DÖRDÜNCÜ BÖLÜM

418 27 2
                                    



Oy vermeyi unutmayalım. Yorumlarınızı da dört gözle bekliyorum. Şimdiden teşekkür ederim.


DÖRDÜNCÜ BÖLÜM


🪢

"Ben mi?

 Yitirmedim henüz aklımı,

 Lakin bu şehir bazen boğuyor beni,

 Biliyor musun?"

🪢


Sezen Aksu, Kusura Bakma

Azer Bülbül, Çoğu Gitti Azı kaldı


"Fail ile mağdur aynı kişi olamaz." der Türk Ceza Kanunu. Halt etmiş. Biz Alperen'le çocukluğumuzdan beri birbirimize oyunlar oynar, suç üstümüze kalacağını anladığımızda diğerimizi suçlardık. İkimiz de masum, ikimiz de alikıran baş kesendik. Kim ne diyebilir?

Eğer konuşabilseydik ya da ben onu dinleseydim, belki bana böyle davranmazdı.

Askerden döndüğünde, kendisi zorunlu görevden sonra teskere bırakmıştı, beni arayıp İstanbul'da nerede kaldığımı sormuştu. "Sana ne?" diye çıkışmıştım ilk aradığında, ikincisi daha beter küfretmiştim ona. Hakaretler, peşi sıra bitmeyen isyanlar... Hepsi Fidan Ablanın oğlu Alperen'eydi ama o bunu anlayamazdı.

"Dinçer şerefsiz." demişti hiç çekinmeden, eklemişti "Ben onu ablanla sevgili zannediyordum, o yüzden bu kadar yakınınıza girmesine izin verdim. Bilseydim, Dinçer şerefsizini...—"

Benim herkese karşı lal olan dilim, Alperen'e şeytan kesilirdi. "İnanırdın." demiştim tükürürcesine. "Ona inanır ve sen de herkes gibi bana..." Susmuştum, çünkü cümlenin gerisi yoktu. Alperen, herkes değildi ve ben o cümleyi ona kuramazdım. Amacım sadece telefonu kapatmaktı ama o beni yanlış anladı, yıllar sonra anladım.

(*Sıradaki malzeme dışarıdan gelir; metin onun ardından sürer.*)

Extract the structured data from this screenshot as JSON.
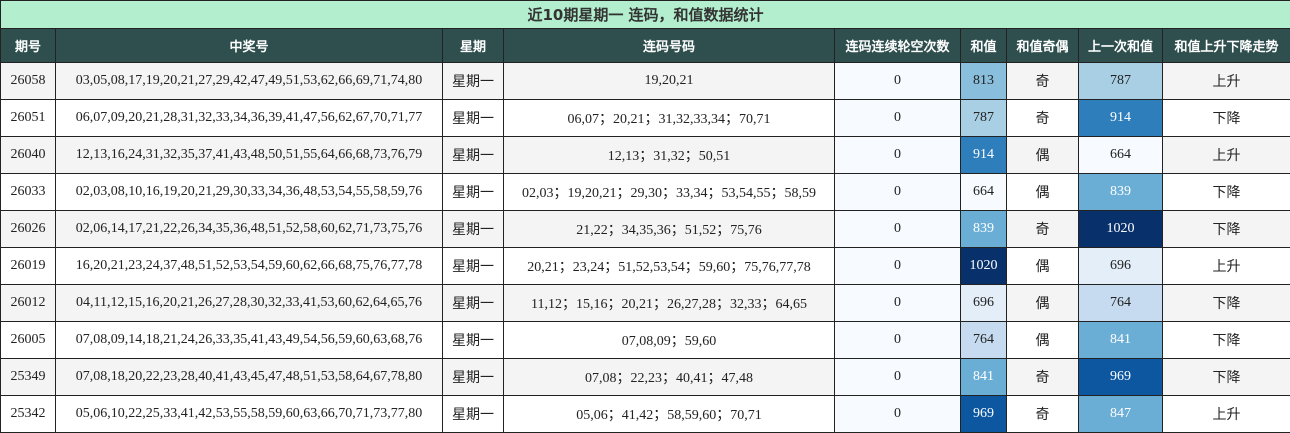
{
  "title": "近10期星期一 连码，和值数据统计",
  "headers": [
    "期号",
    "中奖号",
    "星期",
    "连码号码",
    "连码连续轮空次数",
    "和值",
    "和值奇偶",
    "上一次和值",
    "和值上升下降走势"
  ],
  "rows": [
    [
      "26058",
      "03,05,08,17,19,20,21,27,29,42,47,49,51,53,62,66,69,71,74,80",
      "星期一",
      "19,20,21",
      "0",
      "813",
      "奇",
      "787",
      "上升"
    ],
    [
      "26051",
      "06,07,09,20,21,28,31,32,33,34,36,39,41,47,56,62,67,70,71,77",
      "星期一",
      "06,07；20,21；31,32,33,34；70,71",
      "0",
      "787",
      "奇",
      "914",
      "下降"
    ],
    [
      "26040",
      "12,13,16,24,31,32,35,37,41,43,48,50,51,55,64,66,68,73,76,79",
      "星期一",
      "12,13；31,32；50,51",
      "0",
      "914",
      "偶",
      "664",
      "上升"
    ],
    [
      "26033",
      "02,03,08,10,16,19,20,21,29,30,33,34,36,48,53,54,55,58,59,76",
      "星期一",
      "02,03；19,20,21；29,30；33,34；53,54,55；58,59",
      "0",
      "664",
      "偶",
      "839",
      "下降"
    ],
    [
      "26026",
      "02,06,14,17,21,22,26,34,35,36,48,51,52,58,60,62,71,73,75,76",
      "星期一",
      "21,22；34,35,36；51,52；75,76",
      "0",
      "839",
      "奇",
      "1020",
      "下降"
    ],
    [
      "26019",
      "16,20,21,23,24,37,48,51,52,53,54,59,60,62,66,68,75,76,77,78",
      "星期一",
      "20,21；23,24；51,52,53,54；59,60；75,76,77,78",
      "0",
      "1020",
      "偶",
      "696",
      "上升"
    ],
    [
      "26012",
      "04,11,12,15,16,20,21,26,27,28,30,32,33,41,53,60,62,64,65,76",
      "星期一",
      "11,12；15,16；20,21；26,27,28；32,33；64,65",
      "0",
      "696",
      "偶",
      "764",
      "下降"
    ],
    [
      "26005",
      "07,08,09,14,18,21,24,26,33,35,41,43,49,54,56,59,60,63,68,76",
      "星期一",
      "07,08,09；59,60",
      "0",
      "764",
      "偶",
      "841",
      "下降"
    ],
    [
      "25349",
      "07,08,18,20,22,23,28,40,41,43,45,47,48,51,53,58,64,67,78,80",
      "星期一",
      "07,08；22,23；40,41；47,48",
      "0",
      "841",
      "奇",
      "969",
      "下降"
    ],
    [
      "25342",
      "05,06,10,22,25,33,41,42,53,55,58,59,60,63,66,70,71,73,77,80",
      "星期一",
      "05,06；41,42；58,59,60；70,71",
      "0",
      "969",
      "奇",
      "847",
      "上升"
    ]
  ],
  "colors": {
    "title_bg": "#b3efcf",
    "header_bg": "#2f4f4f"
  }
}
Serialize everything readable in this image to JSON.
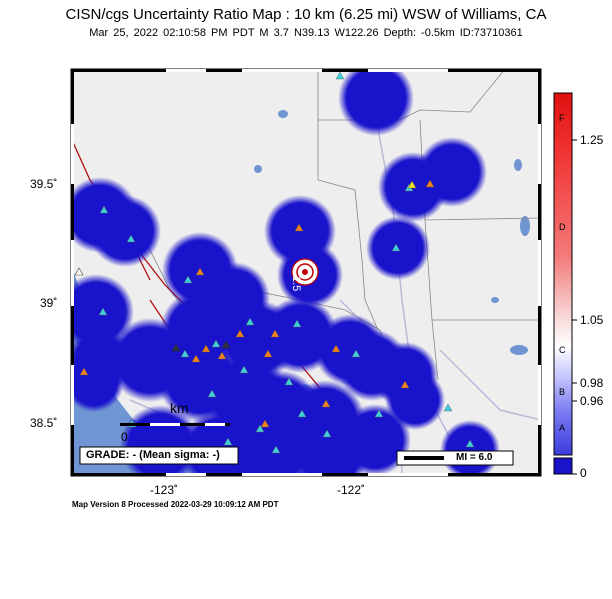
{
  "title": "CISN/cgs Uncertainty Ratio Map : 10 km (6.25 mi) WSW of Williams, CA",
  "subtitle": "Mar 25, 2022 02:10:58 PM PDT    M 3.7    N39.13 W122.26    Depth: -0.5km    ID:73710361",
  "footer": "Map Version 8 Processed 2022-03-29 10:09:12 AM PDT",
  "axes": {
    "lat_ticks": [
      "39.5˚",
      "39˚",
      "38.5˚"
    ],
    "lon_ticks": [
      "-123˚",
      "-122˚"
    ]
  },
  "colorbar": {
    "ticks": [
      "1.25",
      "1.05",
      "0.98",
      "0.96",
      "0"
    ],
    "letters": [
      "F",
      "D",
      "C",
      "B",
      "A"
    ]
  },
  "legend": {
    "grade": "GRADE: - (Mean sigma: -)",
    "scalebar_unit": "km",
    "scalebar_zero": "0",
    "mi_label": "MI = 6.0"
  },
  "epicenter_label": "1.5",
  "colors": {
    "ocean": "#6f95d2",
    "land": "#eeeeee",
    "uncertainty_blue": "#1a13cc",
    "colorbar_red": "#e02020",
    "station_cyan": "#3ecfd8",
    "station_orange": "#f08020",
    "fault_red": "#b01010"
  }
}
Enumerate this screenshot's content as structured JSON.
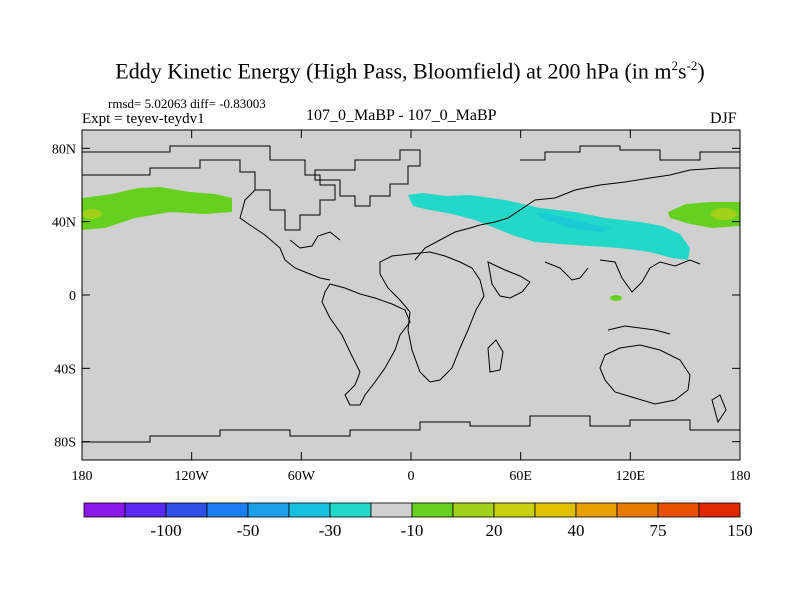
{
  "chart_data": {
    "type": "contour_map",
    "title": "Eddy Kinetic Energy (High Pass, Bloomfield) at 200 hPa (in m",
    "title_units_sup1": "2",
    "title_units_mid": "s",
    "title_units_sup2": "-2",
    "title_close": ")",
    "stats": "rmsd= 5.02063 diff= -0.83003",
    "experiment": "Expt = teyev-teydv1",
    "comparison": "107_0_MaBP - 107_0_MaBP",
    "season": "DJF",
    "x_ticks": [
      {
        "value": -180,
        "label": "180"
      },
      {
        "value": -120,
        "label": "120W"
      },
      {
        "value": -60,
        "label": "60W"
      },
      {
        "value": 0,
        "label": "0"
      },
      {
        "value": 60,
        "label": "60E"
      },
      {
        "value": 120,
        "label": "120E"
      },
      {
        "value": 180,
        "label": "180"
      }
    ],
    "y_ticks": [
      {
        "value": 80,
        "label": "80N"
      },
      {
        "value": 40,
        "label": "40N"
      },
      {
        "value": 0,
        "label": "0"
      },
      {
        "value": -40,
        "label": "40S"
      },
      {
        "value": -80,
        "label": "80S"
      }
    ],
    "xlim": [
      -180,
      180
    ],
    "ylim": [
      -90,
      90
    ],
    "colorbar": {
      "colors": [
        "#8a18e8",
        "#5a28f0",
        "#2f4fe6",
        "#1a7ef0",
        "#1ea0e8",
        "#18c0e0",
        "#22d8c8",
        "#d0d0d0",
        "#66d020",
        "#a0d018",
        "#c8d010",
        "#e0c000",
        "#e8a000",
        "#e87a00",
        "#e85000",
        "#e02800"
      ],
      "tick_labels": [
        "-100",
        "-50",
        "-30",
        "-10",
        "20",
        "40",
        "75",
        "150"
      ]
    },
    "anomalies": [
      {
        "region": "North Pacific west",
        "value_class": "20",
        "lat_center": 45
      },
      {
        "region": "North Pacific east",
        "value_class": "20",
        "lat_center": 45
      },
      {
        "region": "North Atlantic / Eurasia",
        "value_class": "-10",
        "lat_center": 42
      },
      {
        "region": "Indian Ocean",
        "value_class": "20",
        "lat_center": 0
      }
    ]
  }
}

Alperen, adı kendine en çok yakışan insan.

Nasıl bu kadar güzel gülebilir aklım almıyor. Nasıl bu kadar dik yürüyebilir? Dün gece yüzü gözü kan içindeydi, şimdi nasıl olurda bu kadar çekici gelebilir?

Yutkundum ve bir anda sırtımı koltuğa yaslayarak beklemeye başladım. Arabanın kapısını açacak ve elindeki çikolatayı bana verecekti. İşte o zaman dönüp yüzüne bakabilirdim. Saymaya başladım. 1,2,3... Evet kapı açıldı.

"Alperen" dedim hiç beklemiyormuş gibi "Aaa" Biraz daha abart istersen Beyza. "Bana çikolata mı aldın?" Aynen, böyle.

Kapıyı kapatıp elindeki poşeti kucağıma bıraktı. "Sen istedin ya Beyza."

Bozuntuya vermedim. "Olsun" dedim bir tanesinin paketini açarak "Ben bir tane istedim, sen bir sürü almışsın."

"Kafeye bırakıyorum seni" dedi beni kale bile almayarak. Başımı salladım. Oto kiralamadan sonra eve gitmiş üzerimizi değiştikten sonra Alperen, sigara almaya küçük bir büfeye girmişti. Tam o anda aklıma esmiş gibi yazım yanlışlarıyla dolu bir mesaj atmış, çikolata istediğimi söylemiştim.